Otto Dix, Mädchen mit Schleier, 1922

Kunsthalle Mannheim

Otto Dix ist ein Protagonist jener jungen Generation, die sich nach dem Ersten Weltkrieg realitätsversessen vom Expressionismus ab- und der sie umgebenden Wirklichkeit zugewandt haben. Mädchen mit Schleier ist stilistisch bereits der Neuen Sachlichkeit zuzuordnen. Berühmt wurde Dix durch seine Auseinandersetzung mit dem Ersten Weltkrieg, seinen Porträts und Darstellungen des Arbeitermilieus sowie seinen Schilderungen des großstädtischen Nachtlebens mit oft drastischen Szenen aus dem Prostituiertenmilieu.

Dix‘ ungeschönte Schilderungen sind ein Angriff auf die Verlogenheit und bigotte Moral der bürgerlichen Gesellschaft. Sie zeigen aber auch seine Identifikation mit der Position des Außenseiters, der sich, wie eine Prostituierte, ausgestoßen und entwurzelt am Rande der Gesellschaft bewegt. Vor allem jedoch sind sie ein Bekenntnis von Dix‘ großer Affinität zum weiblichen Geschlecht. Das Weibliche als erotisches Moment und Inspirationsquelle ist ein wesentliches Movens seiner Kreativität.

Mädchen mit Schleier stammt aus einem Jahr höchster Produktivität. Im Vergleich zu Dix‘ zahlreichen Akten jener Jahre ist das Mannheimer Blatt auffallend zurückhaltend. Es fehlt der schonungslos voyeuristische Blick auf alle Details des weiblichen Körpers. Vielmehr ist Mädchen mit Schleier in einer artifiziellen Tanzpose gezeigt. Die rechte Hand erhoben, hält die junge Frau in ihrer Linken ein Tuch, das Scham und Beine bedeckt. Motivisch wird damit auf die unbürgerliche Welt von Zirkus und Varieté verwiesen, in der die Schleiertänzerin die Kunst erotischer Enthüllung verkörpert.

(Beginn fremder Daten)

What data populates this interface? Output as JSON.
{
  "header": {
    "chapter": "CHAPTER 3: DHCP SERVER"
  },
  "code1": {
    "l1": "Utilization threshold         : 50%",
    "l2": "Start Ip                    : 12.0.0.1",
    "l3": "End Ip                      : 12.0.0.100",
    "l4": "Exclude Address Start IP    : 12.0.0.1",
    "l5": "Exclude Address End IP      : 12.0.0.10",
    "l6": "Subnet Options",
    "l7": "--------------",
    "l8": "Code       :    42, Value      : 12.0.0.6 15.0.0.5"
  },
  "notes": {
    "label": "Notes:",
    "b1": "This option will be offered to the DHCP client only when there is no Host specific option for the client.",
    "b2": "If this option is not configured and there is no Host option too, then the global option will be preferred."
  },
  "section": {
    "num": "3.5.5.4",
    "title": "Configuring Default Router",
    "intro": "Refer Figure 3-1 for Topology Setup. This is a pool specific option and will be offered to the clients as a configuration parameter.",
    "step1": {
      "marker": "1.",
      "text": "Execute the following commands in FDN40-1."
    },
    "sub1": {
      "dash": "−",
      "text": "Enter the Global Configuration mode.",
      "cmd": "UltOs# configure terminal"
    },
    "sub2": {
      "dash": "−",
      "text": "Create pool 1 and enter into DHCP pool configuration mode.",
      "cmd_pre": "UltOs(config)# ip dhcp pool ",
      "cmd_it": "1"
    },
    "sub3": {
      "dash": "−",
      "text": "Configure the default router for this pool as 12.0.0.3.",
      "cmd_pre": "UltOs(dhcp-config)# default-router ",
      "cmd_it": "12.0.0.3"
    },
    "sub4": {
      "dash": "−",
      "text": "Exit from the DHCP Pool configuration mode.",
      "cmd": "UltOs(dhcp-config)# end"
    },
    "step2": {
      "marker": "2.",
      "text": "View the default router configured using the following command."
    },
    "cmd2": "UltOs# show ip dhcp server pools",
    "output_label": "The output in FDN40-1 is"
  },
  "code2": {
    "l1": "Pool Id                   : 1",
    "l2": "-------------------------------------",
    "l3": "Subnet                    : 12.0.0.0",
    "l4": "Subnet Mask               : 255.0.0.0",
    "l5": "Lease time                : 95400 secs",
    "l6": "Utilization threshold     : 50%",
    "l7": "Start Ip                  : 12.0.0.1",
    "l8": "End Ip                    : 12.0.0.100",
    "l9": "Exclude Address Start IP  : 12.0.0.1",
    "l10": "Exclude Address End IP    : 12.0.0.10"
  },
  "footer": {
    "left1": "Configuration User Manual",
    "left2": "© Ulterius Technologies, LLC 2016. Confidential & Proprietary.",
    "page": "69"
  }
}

Allerdings verschwimmen Schleier und Hintergrund derart, dass die junge Frau, einer Erscheinung gleich, im Raum zu schweben scheint. Auf Grund der Verknüpfung von Enthüllung und Erscheinung lässt sich Mädchen mit Schleier auch als Darstellung der Frau als Muse und damit als Metapher für die metaphysische Dimension der Kunst deuten, die das hinter der sichtbaren, sinnlich erfahrbaren Welt Verborgene zugänglich machen kann. Auch der regenbogenartige Hintergrund kann in diesem Sinne als Symbol für die Verbindung zwischen dem Himmlischen und Irdischen als Ausdruck des Schöpferischen gedeutet werden.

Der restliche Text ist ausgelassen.